Un projet ambitieux que ces Transamazoniennes, destiné à faire connaître ces musiques au monde jusque-là confinées sur les bords du fleuve Maroni ?
C'est avant tout la volonté d'une personne que j'ai plaisir à citer, qui est Michael Christophe, un Guadeloupéen de 25 ans, grand baroudeur et organisateur dans l'âme. Grâce à sa volonté et à son désir de donner à mieux connaître la Guyane, Michael a tout d'abord créé le Job'Art Café, dans la commune de Saint-Laurent. Un café-zique face au fleuve, devenu en l'espace de deux ans le lieu de rendez-vous de toute la scène locale. Puis, lui est venue l'idée de créer un festival des musiques de l'ouest, celles qui sont autour du fleuve comme l'Aléké, l'Awassa ou le Bigui Pokoe qui marche bien dans les bals de Guyane et du Surinam. Enfin le festival s'est étendu aux musiques de Guyane incluant le Surinam et la Guyane anglaise. Maintenant il arrive à Paris, au Cabaret sauvage, dans un chapiteau où nous allons fêter l'Amazonie, et réchauffer le cœur des Parisiens !

Des rythmes de tambours, l'aléké, qui sont frappés par les Nègres Marrons... tout du moins par leurs arrières arrières petits-fils ?
Oui, les Nègres Marrons, issus de ces esclaves africains évadés des plantations au 18ème siècle, les Bushi Nengué. Et qui se sont enfuis dans la forêt guyanaise pour échapper aux horreurs que l'on connaît. Leurs descendants ont quasiment créé une civilisation autour de ce fleuve et ils y ont créé une musique, celle de l'aléké, qui arrive tout droit de l'Afrique, certes, mais qui est à la fois très identitaire. En même temps, ce sont des Guyanais, donc des Français.
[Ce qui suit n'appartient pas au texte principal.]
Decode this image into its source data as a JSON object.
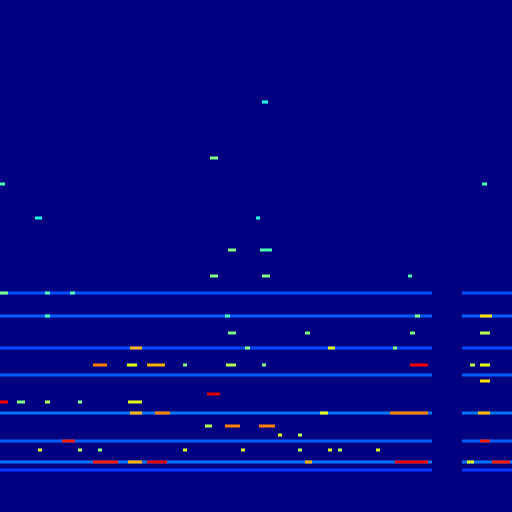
{
  "chart_data": {
    "type": "heatmap",
    "xlim": [
      0,
      512
    ],
    "ylim": [
      0,
      512
    ],
    "tick_labels": false,
    "grid": false,
    "color_range": [
      0,
      1
    ],
    "streaks": [
      [
        0,
        432,
        219,
        0.2
      ],
      [
        462,
        512,
        219,
        0.2
      ],
      [
        0,
        432,
        196,
        0.22
      ],
      [
        462,
        512,
        196,
        0.22
      ],
      [
        0,
        432,
        164,
        0.2
      ],
      [
        462,
        512,
        164,
        0.2
      ],
      [
        0,
        432,
        137,
        0.22
      ],
      [
        462,
        512,
        137,
        0.22
      ],
      [
        0,
        432,
        99,
        0.24
      ],
      [
        462,
        512,
        99,
        0.24
      ],
      [
        0,
        432,
        71,
        0.22
      ],
      [
        462,
        512,
        71,
        0.22
      ],
      [
        0,
        432,
        50,
        0.24
      ],
      [
        462,
        512,
        50,
        0.24
      ],
      [
        0,
        432,
        42,
        0.18
      ],
      [
        462,
        512,
        42,
        0.18
      ],
      [
        93,
        118,
        50,
        0.85
      ],
      [
        128,
        142,
        50,
        0.7
      ],
      [
        147,
        167,
        50,
        0.9
      ],
      [
        305,
        312,
        50,
        0.7
      ],
      [
        395,
        428,
        50,
        0.88
      ],
      [
        467,
        474,
        50,
        0.6
      ],
      [
        492,
        510,
        50,
        0.85
      ],
      [
        62,
        75,
        71,
        0.85
      ],
      [
        480,
        490,
        71,
        0.85
      ],
      [
        205,
        212,
        86,
        0.55
      ],
      [
        225,
        240,
        86,
        0.75
      ],
      [
        259,
        275,
        86,
        0.75
      ],
      [
        130,
        142,
        99,
        0.7
      ],
      [
        155,
        170,
        99,
        0.75
      ],
      [
        320,
        328,
        99,
        0.6
      ],
      [
        390,
        428,
        99,
        0.75
      ],
      [
        478,
        490,
        99,
        0.7
      ],
      [
        0,
        8,
        110,
        0.88
      ],
      [
        17,
        25,
        110,
        0.5
      ],
      [
        45,
        50,
        110,
        0.55
      ],
      [
        78,
        82,
        110,
        0.5
      ],
      [
        128,
        142,
        110,
        0.6
      ],
      [
        207,
        220,
        118,
        0.9
      ],
      [
        480,
        490,
        131,
        0.65
      ],
      [
        93,
        107,
        147,
        0.75
      ],
      [
        127,
        137,
        147,
        0.6
      ],
      [
        147,
        165,
        147,
        0.7
      ],
      [
        183,
        187,
        147,
        0.5
      ],
      [
        226,
        236,
        147,
        0.55
      ],
      [
        262,
        266,
        147,
        0.5
      ],
      [
        410,
        428,
        147,
        0.88
      ],
      [
        470,
        475,
        147,
        0.55
      ],
      [
        480,
        490,
        147,
        0.6
      ],
      [
        130,
        142,
        164,
        0.7
      ],
      [
        245,
        250,
        164,
        0.5
      ],
      [
        328,
        335,
        164,
        0.6
      ],
      [
        393,
        397,
        164,
        0.5
      ],
      [
        228,
        236,
        179,
        0.5
      ],
      [
        305,
        310,
        179,
        0.5
      ],
      [
        410,
        415,
        179,
        0.5
      ],
      [
        480,
        490,
        179,
        0.55
      ],
      [
        45,
        50,
        196,
        0.45
      ],
      [
        225,
        230,
        196,
        0.45
      ],
      [
        415,
        420,
        196,
        0.5
      ],
      [
        480,
        492,
        196,
        0.65
      ],
      [
        0,
        8,
        219,
        0.5
      ],
      [
        45,
        50,
        219,
        0.45
      ],
      [
        70,
        75,
        219,
        0.45
      ],
      [
        210,
        218,
        236,
        0.5
      ],
      [
        262,
        270,
        236,
        0.5
      ],
      [
        408,
        412,
        236,
        0.45
      ],
      [
        228,
        236,
        262,
        0.5
      ],
      [
        260,
        272,
        262,
        0.45
      ],
      [
        35,
        42,
        294,
        0.4
      ],
      [
        256,
        260,
        294,
        0.4
      ],
      [
        0,
        5,
        328,
        0.45
      ],
      [
        482,
        487,
        328,
        0.45
      ],
      [
        210,
        218,
        354,
        0.5
      ],
      [
        262,
        268,
        410,
        0.4
      ],
      [
        38,
        42,
        62,
        0.6
      ],
      [
        78,
        82,
        62,
        0.55
      ],
      [
        98,
        102,
        62,
        0.5
      ],
      [
        183,
        187,
        62,
        0.6
      ],
      [
        241,
        245,
        62,
        0.6
      ],
      [
        298,
        302,
        62,
        0.55
      ],
      [
        328,
        332,
        62,
        0.6
      ],
      [
        338,
        342,
        62,
        0.55
      ],
      [
        376,
        380,
        62,
        0.6
      ],
      [
        278,
        282,
        77,
        0.6
      ],
      [
        298,
        302,
        77,
        0.55
      ]
    ]
  }
}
C'est dans les ruines de l'ancien bagne de Saint-Laurent du Maroni que s'est déroulée la première édition de ces Transamazoniennes. Tout un symbole ? C'est en effet chargé de symbole car pour une fois tous les jeunes qui venaient assister aux concerts faisaient le mur, mais de l'extérieur vers l'intérieur. La dernière édition a accueilli Jimmy Cliff lors d'un concert monumental avec 4.000 personnes dans cet endroit à la fois triste et heureux. On parle peu de la Guyane et malheureusement, je crois que le bagne doit y être pour quelque chose...
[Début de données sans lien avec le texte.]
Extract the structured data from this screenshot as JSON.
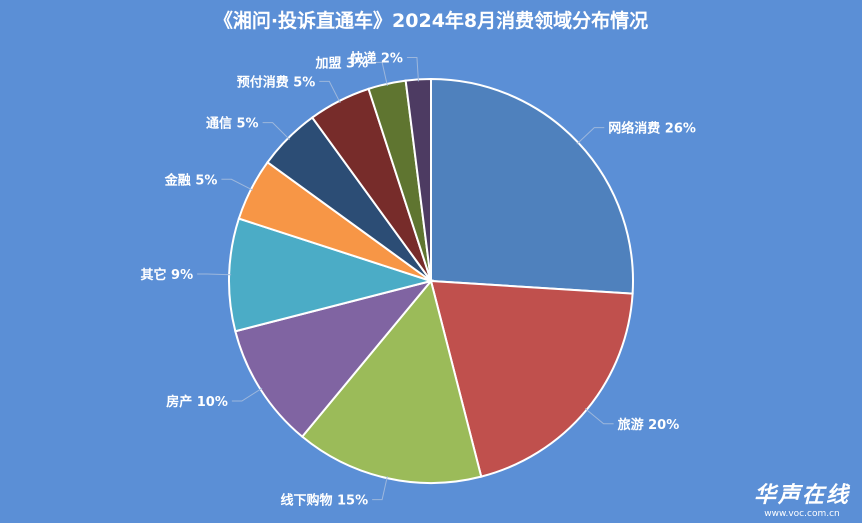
{
  "chart_data": {
    "type": "pie",
    "title": "《湘问·投诉直通车》2024年8月消费领域分布情况",
    "categories": [
      "网络消费",
      "旅游",
      "线下购物",
      "房产",
      "其它",
      "金融",
      "通信",
      "预付消费",
      "加盟",
      "快递"
    ],
    "values": [
      26,
      20,
      15,
      10,
      9,
      5,
      5,
      5,
      3,
      2
    ],
    "labels": [
      "网络消费 26%",
      "旅游 20%",
      "线下购物 15%",
      "房产 10%",
      "其它 9%",
      "金融 5%",
      "通信 5%",
      "预付消费 5%",
      "加盟 3%",
      "快递 2%"
    ],
    "colors": [
      "#4f81bd",
      "#c0504d",
      "#9bbb59",
      "#8064a2",
      "#4bacc6",
      "#f79646",
      "#2c4d75",
      "#772c2a",
      "#5f7530",
      "#4d3b62"
    ]
  },
  "watermark": {
    "logo": "华声在线",
    "url": "www.voc.com.cn"
  }
}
Né en Guyane française, vous avez grandi au Havre...
Jusqu'à l'âge de six ans, puis je suis parti en Martinique où j'ai vécu jusqu'à ma majorité. Dès mon adolescence, je faisais de la musique, même pendant mes études d'informatique. J'ai travaillé dans l'enseignement pendant quelques années avant de devenir musicien professionnel. Après neuf années passées à Paris, je me suis installé en Guyane depuis deux ans, où il fait bon vivre...

Influencé par Coltrane, Miles Davis et Bob Marley bien sûr, on est loin du zouk pourtant très associé aux Antilles ?
Oui et non, car dans ma musique il y a du reggae, de la bossa, de la salsa et du zouk. Mais un zouk qui va se balader sur les rivages de la bossa nova, du jazz, du reggae, je pense que ma musique est en devenir, une formation autour un creuset de recherche. Sur l'album des Transamazoniennes, il n'y a pas un groupe de zouk qui ne fasse uniquement cela. C'est aussi une façon de dire qu'il y a autre chose dans les Dom Tom et tout d'abord une richesse énorme.
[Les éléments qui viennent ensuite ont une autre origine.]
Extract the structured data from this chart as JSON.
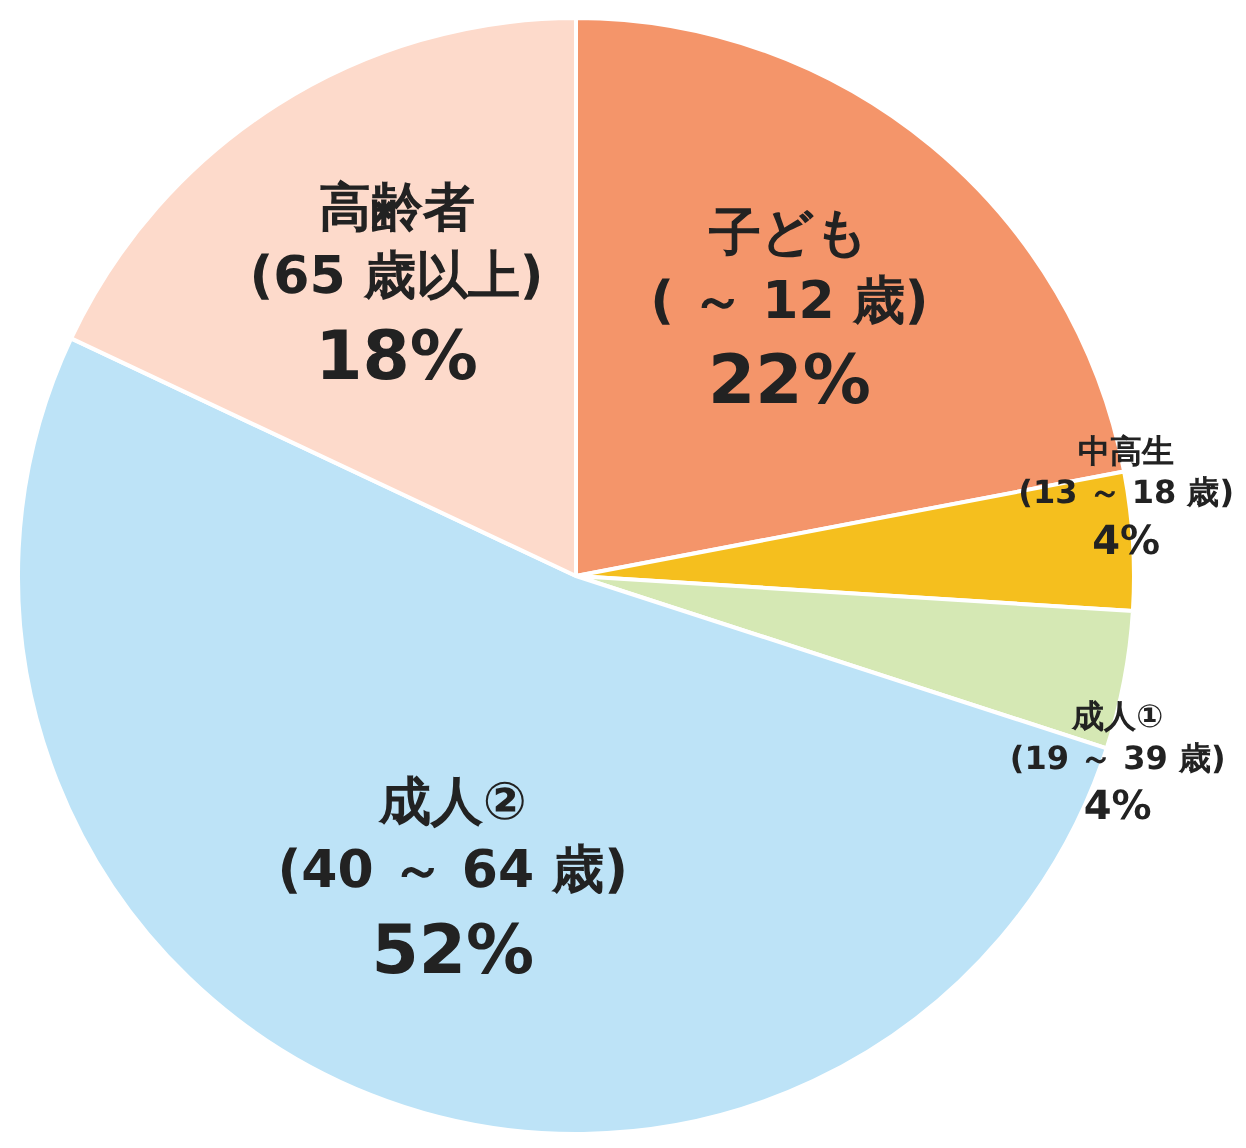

Entre rythmes caribéens et influences jazzy, vous avez une chanson à votre répertoire intitulée "Tambour tabou", on peut la décrypter ?
Tout simplement parce que le tambour rappelait l'esclavage. Pendant longtemps aux Antilles on a souffert de cette idée de l'esclavage et on en souffre certainement encore. Sauf que maintenant avec les facilités de communication, grâce à l'apport de la télévision, d'internet ou du satellite, on se cultive beaucoup plus rapidement. Les Antillais sont plus conscients qu'ils ont quelque chose à apporter au monde. Ce ne sont plus des choses qui sont jugulées, enfouies, dont on ne veut plus parler mais au contraire qui deviennent des forces. Cette chanson "Tambour tabou", dit qu'il faut aimer le tambour, il faut aimer le gwoka, le ka, le belair. Ce sont des choses qui nous viennent de l'esclavage où lorsque après la récolte du coton, autour de la case le soir, les esclaves se réunissaient et faisaient de la musique avec du tambour. Pendant longtemps, il valait mieux jouer du piano que de taper sur un tambour.

Vous avez été sélectionné par le Midem, il y a un an, pour représenter les jeunes talents francophones susceptibles de s'exporter...
Parce que peut être que dans ma musique, il y a cette volonté d'englober tout ce qui existe dans les Antilles. Nous sommes le métissage par définition entre l'Afrique et l'Occident, nous sommes aussi un métissage culturel entre l'Afrique, Haïti, Cuba dans un creuset complètement vivant de cultures différentes. Pourtant, je ne me réveille pas un beau matin en me disant que je vais faire ce type de musique car cela va faire plaisir aux gens. Non, j'ai grandi avec la salsa, le compas, j'ai une chance et cette chance, elle vient du fait que j'ai grandi aux Antilles. Je ne sais pas ou je vais, mais je sais comment j'y vais. Je vois le chemin que j'emprunte et c'est vraiment de la recherche à l'état pur.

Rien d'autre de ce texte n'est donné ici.